Xantu.Layr XLB is made from Mitsubishi’s recently developed XD10 thermoplastic, bio-based polyamide resin, Lexter. Lexter is a xylylenediamine-derived polyamide resin that has been demonstrated as a thermoplastic matrix for composite materials.
It is tough, strong, and chemically resistant, and has the added benefits of being hydrophobic and highly compatible with epoxy resin when in the form of a nanofiber veil.
These properties enable Xantu.Layr XLB nanofiber interleaving veils to improve the performance of thermoset composite laminates without being compromised by exposure to high humidity, gasoline or a range of other chemicals.
Another benefit of this new nanofiber veil is the lower cost of manufacture, resulting in a lower sale price.

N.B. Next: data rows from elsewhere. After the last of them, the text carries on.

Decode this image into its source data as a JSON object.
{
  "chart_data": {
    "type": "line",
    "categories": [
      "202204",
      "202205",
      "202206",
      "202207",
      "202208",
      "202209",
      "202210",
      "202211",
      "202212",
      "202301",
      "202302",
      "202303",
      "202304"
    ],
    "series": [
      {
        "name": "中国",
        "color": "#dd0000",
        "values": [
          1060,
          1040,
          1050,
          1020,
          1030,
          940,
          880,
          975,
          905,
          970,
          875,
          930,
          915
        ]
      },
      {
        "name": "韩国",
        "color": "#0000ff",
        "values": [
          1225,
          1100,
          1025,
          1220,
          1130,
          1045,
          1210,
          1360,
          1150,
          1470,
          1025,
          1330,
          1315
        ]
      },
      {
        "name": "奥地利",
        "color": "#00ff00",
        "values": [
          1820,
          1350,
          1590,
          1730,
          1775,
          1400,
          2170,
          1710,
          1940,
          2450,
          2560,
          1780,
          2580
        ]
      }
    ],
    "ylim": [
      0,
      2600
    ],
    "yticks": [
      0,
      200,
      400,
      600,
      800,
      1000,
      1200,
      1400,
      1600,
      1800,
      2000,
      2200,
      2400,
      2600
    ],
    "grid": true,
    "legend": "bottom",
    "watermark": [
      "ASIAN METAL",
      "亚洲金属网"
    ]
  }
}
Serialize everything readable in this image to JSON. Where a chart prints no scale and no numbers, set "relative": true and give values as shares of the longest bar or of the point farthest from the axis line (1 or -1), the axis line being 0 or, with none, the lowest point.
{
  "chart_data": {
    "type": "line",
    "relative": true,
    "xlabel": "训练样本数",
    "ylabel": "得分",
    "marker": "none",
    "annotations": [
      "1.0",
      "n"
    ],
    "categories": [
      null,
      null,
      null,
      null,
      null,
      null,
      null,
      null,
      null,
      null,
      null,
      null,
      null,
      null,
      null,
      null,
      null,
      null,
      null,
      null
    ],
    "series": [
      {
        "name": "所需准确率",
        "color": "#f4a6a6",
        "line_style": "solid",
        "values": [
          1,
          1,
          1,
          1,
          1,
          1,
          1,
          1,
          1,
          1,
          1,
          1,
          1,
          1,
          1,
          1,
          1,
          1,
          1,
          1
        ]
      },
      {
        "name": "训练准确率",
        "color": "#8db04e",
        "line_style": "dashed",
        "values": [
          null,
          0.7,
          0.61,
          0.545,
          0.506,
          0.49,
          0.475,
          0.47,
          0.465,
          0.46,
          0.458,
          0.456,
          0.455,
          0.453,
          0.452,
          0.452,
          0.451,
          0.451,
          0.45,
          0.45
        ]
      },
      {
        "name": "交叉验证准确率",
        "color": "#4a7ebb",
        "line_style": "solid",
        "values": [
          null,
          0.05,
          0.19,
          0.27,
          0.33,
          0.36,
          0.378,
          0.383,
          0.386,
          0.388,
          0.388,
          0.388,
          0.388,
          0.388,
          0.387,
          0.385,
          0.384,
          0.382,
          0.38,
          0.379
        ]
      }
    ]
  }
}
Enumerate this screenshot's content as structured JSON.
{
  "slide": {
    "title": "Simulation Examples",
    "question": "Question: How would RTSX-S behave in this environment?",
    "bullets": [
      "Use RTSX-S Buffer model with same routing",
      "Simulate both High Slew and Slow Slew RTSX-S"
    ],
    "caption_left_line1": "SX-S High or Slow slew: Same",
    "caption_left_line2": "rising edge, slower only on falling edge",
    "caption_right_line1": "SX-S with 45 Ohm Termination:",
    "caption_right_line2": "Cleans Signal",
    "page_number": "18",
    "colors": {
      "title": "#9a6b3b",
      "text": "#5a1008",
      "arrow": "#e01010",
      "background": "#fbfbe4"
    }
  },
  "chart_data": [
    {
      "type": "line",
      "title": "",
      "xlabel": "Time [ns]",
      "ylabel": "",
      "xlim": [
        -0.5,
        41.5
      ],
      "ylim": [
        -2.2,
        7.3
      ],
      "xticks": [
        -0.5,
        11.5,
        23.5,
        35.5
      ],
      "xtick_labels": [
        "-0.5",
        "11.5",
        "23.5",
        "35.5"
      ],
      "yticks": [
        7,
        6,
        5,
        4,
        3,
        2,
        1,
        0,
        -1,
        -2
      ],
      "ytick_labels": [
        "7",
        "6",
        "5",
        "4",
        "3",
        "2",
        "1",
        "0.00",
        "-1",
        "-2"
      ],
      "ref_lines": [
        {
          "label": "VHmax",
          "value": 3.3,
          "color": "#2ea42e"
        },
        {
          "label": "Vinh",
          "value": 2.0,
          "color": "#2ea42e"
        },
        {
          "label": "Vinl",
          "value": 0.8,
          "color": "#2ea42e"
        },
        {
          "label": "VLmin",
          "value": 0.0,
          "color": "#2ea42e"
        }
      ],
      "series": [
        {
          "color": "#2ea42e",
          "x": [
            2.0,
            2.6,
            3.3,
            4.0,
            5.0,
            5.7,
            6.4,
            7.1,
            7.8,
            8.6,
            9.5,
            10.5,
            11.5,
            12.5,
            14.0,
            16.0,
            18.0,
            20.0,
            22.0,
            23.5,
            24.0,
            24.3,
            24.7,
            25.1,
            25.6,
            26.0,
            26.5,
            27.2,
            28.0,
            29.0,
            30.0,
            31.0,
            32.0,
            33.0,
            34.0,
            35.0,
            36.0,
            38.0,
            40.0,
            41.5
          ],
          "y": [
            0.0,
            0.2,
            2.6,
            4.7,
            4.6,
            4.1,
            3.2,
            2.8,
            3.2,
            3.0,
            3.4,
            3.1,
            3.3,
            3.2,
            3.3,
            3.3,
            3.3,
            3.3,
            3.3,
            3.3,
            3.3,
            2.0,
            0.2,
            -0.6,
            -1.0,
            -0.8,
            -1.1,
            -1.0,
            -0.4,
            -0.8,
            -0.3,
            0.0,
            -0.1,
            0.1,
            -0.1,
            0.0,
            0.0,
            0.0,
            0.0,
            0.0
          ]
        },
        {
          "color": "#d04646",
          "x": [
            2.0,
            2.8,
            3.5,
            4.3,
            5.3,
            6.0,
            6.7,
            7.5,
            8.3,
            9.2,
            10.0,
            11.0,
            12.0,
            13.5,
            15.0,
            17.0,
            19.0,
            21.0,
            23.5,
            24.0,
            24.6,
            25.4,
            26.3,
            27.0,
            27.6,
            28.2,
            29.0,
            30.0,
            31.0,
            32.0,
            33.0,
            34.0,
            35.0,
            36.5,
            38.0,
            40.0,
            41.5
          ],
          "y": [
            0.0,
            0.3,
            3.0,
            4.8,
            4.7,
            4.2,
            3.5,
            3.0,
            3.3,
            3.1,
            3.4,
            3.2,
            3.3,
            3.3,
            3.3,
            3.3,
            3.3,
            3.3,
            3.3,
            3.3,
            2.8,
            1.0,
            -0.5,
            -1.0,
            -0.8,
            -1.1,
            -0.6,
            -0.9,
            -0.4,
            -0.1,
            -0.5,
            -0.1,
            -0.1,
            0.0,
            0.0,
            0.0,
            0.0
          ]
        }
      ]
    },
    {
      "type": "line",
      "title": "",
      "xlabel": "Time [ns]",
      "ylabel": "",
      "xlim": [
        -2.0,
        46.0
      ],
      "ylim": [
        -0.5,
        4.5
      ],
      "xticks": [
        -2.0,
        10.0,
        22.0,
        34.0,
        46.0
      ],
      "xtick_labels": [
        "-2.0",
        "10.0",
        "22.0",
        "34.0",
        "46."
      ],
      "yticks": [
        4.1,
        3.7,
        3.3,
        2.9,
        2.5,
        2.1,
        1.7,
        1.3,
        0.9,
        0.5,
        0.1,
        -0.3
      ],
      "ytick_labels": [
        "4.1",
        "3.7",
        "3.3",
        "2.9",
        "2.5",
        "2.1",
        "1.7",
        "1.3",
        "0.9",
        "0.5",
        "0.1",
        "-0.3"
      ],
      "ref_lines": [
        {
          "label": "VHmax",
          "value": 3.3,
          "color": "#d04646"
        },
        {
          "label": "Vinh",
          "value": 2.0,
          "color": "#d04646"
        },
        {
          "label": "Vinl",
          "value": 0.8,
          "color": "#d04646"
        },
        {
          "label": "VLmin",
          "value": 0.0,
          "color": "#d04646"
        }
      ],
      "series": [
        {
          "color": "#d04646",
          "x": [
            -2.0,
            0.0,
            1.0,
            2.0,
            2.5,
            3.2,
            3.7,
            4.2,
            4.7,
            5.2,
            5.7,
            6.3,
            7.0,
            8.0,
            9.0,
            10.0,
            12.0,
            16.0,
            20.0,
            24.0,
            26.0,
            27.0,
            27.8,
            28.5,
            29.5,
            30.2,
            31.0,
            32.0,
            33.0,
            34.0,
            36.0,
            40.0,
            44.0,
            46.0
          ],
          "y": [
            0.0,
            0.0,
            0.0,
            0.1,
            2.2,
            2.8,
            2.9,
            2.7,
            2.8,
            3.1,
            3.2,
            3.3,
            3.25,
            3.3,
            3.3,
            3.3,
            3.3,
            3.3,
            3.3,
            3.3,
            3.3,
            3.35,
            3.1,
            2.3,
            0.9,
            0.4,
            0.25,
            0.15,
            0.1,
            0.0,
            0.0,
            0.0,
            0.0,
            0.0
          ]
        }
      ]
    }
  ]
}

Dr. Nobuhiko Matsumoto, a Research Manager at Mitsubishi Gas Chemical, said:
“We were thrilled to see LEXTER in the form of a nanofiber veil and could see many commercial possibilities for applications.”
Xantu.Layr is produced using a proprietary production method (Sonic Electrospinning Technology), and is an ultra-thin non-woven web consisting of kilometre long thermoplastic nanofibers, with each one around 500 times thinner than a human hair.
When placed in-between the plies of carbon fibre in a composite laminate, Xantu.Layr improves the fracture toughness (delamination resistance), compression after impact strength (damage tolerance) and fatigue resistance of the composite without adding any significant thickness and weight.
Xantu.Layr nanofiber veils are able to improve composite materials by providing nano-scale reinforcement of the brittle matrix resin, resulting in a tougher resin (even when used with already toughened resin systems) which is less prone to micro-cracking when stressed or impacted.
Xantu.Layr is particularly suitable for improving the performance of composite components and structures that are prone to impact/crash damage, delamination and high flexure or fatigue loadings.
Furthermore, it is being used to toughen localised areas of a composite structure that requires tooling or drilling.